Después de enterarme del contenido de sus escritos, o de parte de ellos, la embajadora adquirió otra personalidad. De repente dejó de ser la cantante quejumbrosa y enfermiza, para transformarse, ante mis ojos, en una heroína que osaba por las noches batirse a duelo con los dragones (tanto habló de fuego que es en lo único que se me ocurrió pensar). En adelante, la veía sentarse con su rollo de papel y hasta le hacía más placentero su momento de inspiración. Le ponía la sombrilla, le llevaba higos recién cortados, té con cardamomo. Me parecía, de alguna forma que no entendía a cabalidad, que había que proteger el desarrollo de esas historias. Igual con sus salidas furtivas. Intentaba que le resultaran de lo más fácil con el solo propósito de favorecer el flujo de esas palabras.

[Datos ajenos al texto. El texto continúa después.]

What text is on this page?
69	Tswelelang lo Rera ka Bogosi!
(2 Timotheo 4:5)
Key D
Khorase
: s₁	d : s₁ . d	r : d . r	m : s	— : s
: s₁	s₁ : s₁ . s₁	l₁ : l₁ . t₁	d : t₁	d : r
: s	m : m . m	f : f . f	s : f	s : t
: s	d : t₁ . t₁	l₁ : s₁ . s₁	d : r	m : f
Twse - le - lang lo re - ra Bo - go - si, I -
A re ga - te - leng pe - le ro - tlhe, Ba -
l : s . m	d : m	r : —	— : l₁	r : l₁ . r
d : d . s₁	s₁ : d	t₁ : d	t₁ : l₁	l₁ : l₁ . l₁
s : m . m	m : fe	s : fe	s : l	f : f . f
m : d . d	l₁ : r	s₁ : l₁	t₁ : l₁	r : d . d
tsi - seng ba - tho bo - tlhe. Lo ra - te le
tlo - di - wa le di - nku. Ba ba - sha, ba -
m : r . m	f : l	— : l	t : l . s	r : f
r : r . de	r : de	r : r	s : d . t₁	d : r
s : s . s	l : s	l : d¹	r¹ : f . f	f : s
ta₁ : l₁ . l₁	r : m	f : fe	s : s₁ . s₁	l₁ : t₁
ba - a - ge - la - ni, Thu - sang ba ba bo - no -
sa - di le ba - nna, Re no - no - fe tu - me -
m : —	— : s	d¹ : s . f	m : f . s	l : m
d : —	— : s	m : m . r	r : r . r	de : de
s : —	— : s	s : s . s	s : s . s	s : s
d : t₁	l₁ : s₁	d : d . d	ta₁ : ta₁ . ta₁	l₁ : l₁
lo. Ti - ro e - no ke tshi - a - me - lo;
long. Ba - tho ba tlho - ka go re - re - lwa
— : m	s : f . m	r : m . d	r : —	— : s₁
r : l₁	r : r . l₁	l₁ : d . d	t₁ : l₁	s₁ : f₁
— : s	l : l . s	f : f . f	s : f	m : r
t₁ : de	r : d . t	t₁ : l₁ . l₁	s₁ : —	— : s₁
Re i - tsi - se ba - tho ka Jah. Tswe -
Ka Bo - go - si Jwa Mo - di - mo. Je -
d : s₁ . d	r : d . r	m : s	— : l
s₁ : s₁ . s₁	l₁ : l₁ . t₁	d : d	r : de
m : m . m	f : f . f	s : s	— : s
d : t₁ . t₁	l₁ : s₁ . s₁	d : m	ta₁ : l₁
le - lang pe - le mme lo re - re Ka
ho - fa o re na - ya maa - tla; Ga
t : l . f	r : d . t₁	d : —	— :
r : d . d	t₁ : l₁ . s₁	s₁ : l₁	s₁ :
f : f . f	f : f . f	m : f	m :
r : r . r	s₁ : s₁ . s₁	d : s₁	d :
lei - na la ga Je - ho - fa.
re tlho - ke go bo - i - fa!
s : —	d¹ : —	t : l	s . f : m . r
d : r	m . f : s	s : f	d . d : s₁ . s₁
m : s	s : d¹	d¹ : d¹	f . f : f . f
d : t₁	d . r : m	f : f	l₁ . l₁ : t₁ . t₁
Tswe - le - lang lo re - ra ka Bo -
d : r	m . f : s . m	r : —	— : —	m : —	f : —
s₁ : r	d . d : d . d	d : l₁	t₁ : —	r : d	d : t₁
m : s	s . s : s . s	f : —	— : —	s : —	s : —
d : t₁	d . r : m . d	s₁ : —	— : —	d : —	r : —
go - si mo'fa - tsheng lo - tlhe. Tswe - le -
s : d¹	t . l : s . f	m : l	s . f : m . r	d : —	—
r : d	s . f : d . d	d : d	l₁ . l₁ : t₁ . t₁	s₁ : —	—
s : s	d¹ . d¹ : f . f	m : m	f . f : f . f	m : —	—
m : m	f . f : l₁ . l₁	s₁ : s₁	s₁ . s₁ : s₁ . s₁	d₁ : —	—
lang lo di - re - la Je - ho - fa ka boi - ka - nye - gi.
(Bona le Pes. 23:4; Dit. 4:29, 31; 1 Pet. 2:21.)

Por eso ahora me encantaría encontrar algo de lo que plasmó la señorita Lydia. Yo sé que si la leyera podría controlar más todas las vertientes de mi trabajo; las curiosidades de los huéspedes, el desenvolvimiento de sus manías, lograr finalmente una paz duradera en esta casa. Pero creo que es obsesivo de mi parte. Es probable que el papel en el que escribió ya hasta se haya desintegrado. De todas formas, le pedí a mi amigo trotamundos que regresara antes de volver a España. Pensé que otro pedazo del recuento de la señora embajadora no me vendría nada mal. Aunque su historia no sea determinante ahora, cualquier evento que ha pasado entre estas paredes, por nimio que parezca, sirve para guardar en el bagaje de lo acontecido, que luego, uno nunca sabe, podría desentrañar hasta lo inimaginable.

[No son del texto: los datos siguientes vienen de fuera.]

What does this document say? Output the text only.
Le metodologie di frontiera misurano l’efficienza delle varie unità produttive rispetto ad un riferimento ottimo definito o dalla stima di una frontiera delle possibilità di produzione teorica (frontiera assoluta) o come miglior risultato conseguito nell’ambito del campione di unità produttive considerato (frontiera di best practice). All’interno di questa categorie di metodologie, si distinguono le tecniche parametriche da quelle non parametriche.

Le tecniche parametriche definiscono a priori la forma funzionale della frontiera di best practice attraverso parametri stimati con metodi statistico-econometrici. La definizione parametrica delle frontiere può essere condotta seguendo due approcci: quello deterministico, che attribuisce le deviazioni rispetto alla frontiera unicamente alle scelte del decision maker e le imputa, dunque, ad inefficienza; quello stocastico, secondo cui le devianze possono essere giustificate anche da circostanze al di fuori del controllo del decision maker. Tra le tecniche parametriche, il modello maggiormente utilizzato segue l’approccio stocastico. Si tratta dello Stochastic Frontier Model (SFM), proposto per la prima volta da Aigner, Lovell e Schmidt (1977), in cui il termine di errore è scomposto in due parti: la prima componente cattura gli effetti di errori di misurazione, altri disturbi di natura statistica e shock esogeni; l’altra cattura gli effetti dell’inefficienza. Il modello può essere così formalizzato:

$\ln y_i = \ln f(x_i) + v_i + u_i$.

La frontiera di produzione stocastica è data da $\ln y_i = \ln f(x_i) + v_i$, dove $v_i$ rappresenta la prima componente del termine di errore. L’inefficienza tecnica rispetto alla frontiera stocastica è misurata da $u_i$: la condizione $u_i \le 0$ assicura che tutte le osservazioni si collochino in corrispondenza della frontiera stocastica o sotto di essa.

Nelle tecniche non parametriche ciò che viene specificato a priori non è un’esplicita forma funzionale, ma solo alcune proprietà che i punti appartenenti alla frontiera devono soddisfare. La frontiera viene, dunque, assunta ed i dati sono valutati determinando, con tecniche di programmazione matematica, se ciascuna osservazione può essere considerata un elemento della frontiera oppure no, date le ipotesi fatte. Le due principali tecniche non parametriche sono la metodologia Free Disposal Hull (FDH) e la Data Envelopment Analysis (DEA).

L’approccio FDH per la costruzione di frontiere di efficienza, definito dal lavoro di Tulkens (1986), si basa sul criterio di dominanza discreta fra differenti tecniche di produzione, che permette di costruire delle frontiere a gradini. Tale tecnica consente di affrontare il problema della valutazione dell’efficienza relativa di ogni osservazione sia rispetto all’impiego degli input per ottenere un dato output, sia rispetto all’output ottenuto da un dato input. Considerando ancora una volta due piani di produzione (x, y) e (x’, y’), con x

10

Mi amigo dijo ¡vale!, que supongo será una expresión que aprendió en el país donde ahora rellena embutidos, y leyó la parte faltante. Cuando se fue, después de tomar litros de té y fumarnos varias schischas de manzana, la señora cambió en mí para siempre lo que pensaba de las mujeres. Esa escena de ella llegando al cuarto mágico donde se encontraba con su príncipe es lo más bonito que he oído nunca. Ni en mis más alocadas fantasías hubiera podido imaginar esa historia. Después de vivir eso, ella sí que se cuece aparte. Con su valentía y enfrentando de esa manera a los dragones, logra definitivamente redimirse. Hasta podría afirmar que se salvó sola. Se empeñó, fue creativa y, por una tangente, evadió la maldición que parece caer sin remedio sobre las que aquí han vivido.